Could A Bacon-Scented Arm Patch Quell Meat Cravings?

In partnership with plant-based food company Strong Roots, Professor Charles Spence of Oxford University has invented scratch and sniff stickers for your food cravings.

In addition to his duties as a professor of experimental psychology, Spence is the author of Gastrophysics: The New Science of Eating, and developed the patch to manipulate the wearer's sensory perception, since the senses of smell and taste are entwined. The theory: By taking a big whiff of bacon whenever they're in the mood to chomp down on some juicy, succulent meat, the wearer will find themselves satiated by the smell of an artificial bacon sticker alone, and will more easily adjust to a plant-based diet without carnivorous cravings derailing their efforts.

"Our sense of smell is strongly connected to our ability to taste, therefore experiencing food related cues such as smelling a bacon aroma can lead us to imagine the act of eating that food," said Spence to The Telegraph. "Imagine eating enough bacon and you might find yourself sated."

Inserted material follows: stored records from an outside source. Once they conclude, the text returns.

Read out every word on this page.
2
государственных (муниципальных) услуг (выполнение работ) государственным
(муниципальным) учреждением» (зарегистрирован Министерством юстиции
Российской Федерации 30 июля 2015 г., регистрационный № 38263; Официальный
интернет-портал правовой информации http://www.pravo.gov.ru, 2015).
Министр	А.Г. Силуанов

The patches are produced by Strong Roots, which is currently testing them with a small sample of people who are trying to adapt to vegetarian diets. If trials are successful the company plans to bring them to market, and it's clear that Strong Roots is pretty confident that trials will be successful, because they've already signed a celebrity spokesperson: a British boxer named Tommy Fury who was a runner-up on the British reality show Love Island. This whole damn thing feels like a gigantic missed steak.